Dracula: Five Not-So-Easy Pieces

In November and December 2009, my jaw was wired shut for eight weeks. During that time I read voraciously being able to accomplish little else. Among the many books I devoured were five Dracula-related titles.

dracula_the-un-dead1DRACULA THE UN-DEAD (2009/Dutton) by Dacre Stoker and Ian Holt achieves what it set out to do: bring income from Dracula back to the Stoker family and re-establish Dracula as the literary “property” of Stoker’s heirs by creating a new franchise from the public domain characters.

I wanted to love this book. I wanted to view it as the authorized sequel to DRACULA, the true heir to Bram Stoker’s literary classic. The trouble is one cannot make that claim when the sequel tries so hard to undo everything in the original.

Rather than pay homage to Bram Stoker’s work, the authors spend nearly 400 pages proving to us that everything Stoker wrote was wrong.
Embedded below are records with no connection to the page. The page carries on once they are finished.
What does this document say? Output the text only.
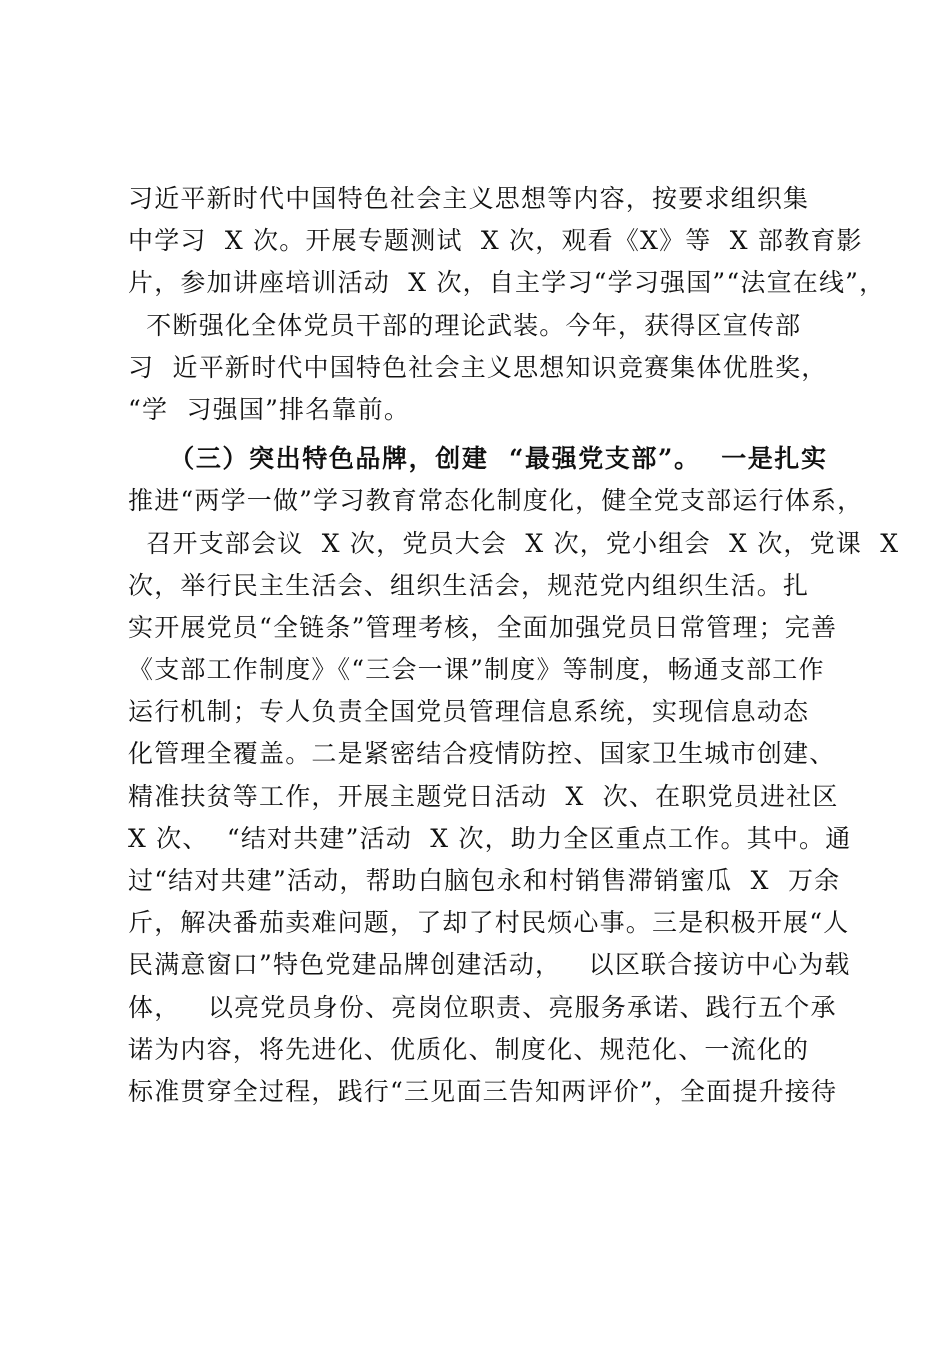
习近平新时代中国特色社会主义思想等内容，按要求组织集
中学习  X 次。开展专题测试  X 次，观看《X》等  X 部教育影
片，参加讲座培训活动  X 次，自主学习“学习强国”“法宣在线”，
不断强化全体党员干部的理论武装。今年，获得区宣传部
习  近平新时代中国特色社会主义思想知识竞赛集体优胜奖，
“学  习强国”排名靠前。
（三）突出特色品牌，创建  “最强党支部”。  一是扎实
推进“两学一做”学习教育常态化制度化，健全党支部运行体系，
召开支部会议  X 次，党员大会  X 次，党小组会  X 次，党课  X
次，举行民主生活会、组织生活会，规范党内组织生活。扎
实开展党员“全链条”管理考核，全面加强党员日常管理；完善
《支部工作制度》《“三会一课”制度》等制度，畅通支部工作
运行机制；专人负责全国党员管理信息系统，实现信息动态
化管理全覆盖。二是紧密结合疫情防控、国家卫生城市创建、
精准扶贫等工作，开展主题党日活动  X  次、在职党员进社区
X 次、  “结对共建”活动  X 次，助力全区重点工作。其中。通
过“结对共建”活动，帮助白脑包永和村销售滞销蜜瓜  X  万余
斤，解决番茄卖难问题，了却了村民烦心事。三是积极开展“人
民满意窗口”特色党建品牌创建活动，   以区联合接访中心为载
体，   以亮党员身份、亮岗位职责、亮服务承诺、践行五个承
诺为内容，将先进化、优质化、制度化、规范化、一流化的
标准贯穿全过程，践行“三见面三告知两评价”，全面提升接待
Prince Dracula (Stoker was even wrong about his title, it seems he wasn’t a Count) was a “good” vampire working for God (a bizarre interpretation of the historical Vlad Dracula’s papal honor – later rescinded – of Defender of the Faith) and the real villain of DRACULA was the historical Countess Elizabeth Bathory who, it turns out, was a vampire and was also Jack the Ripper.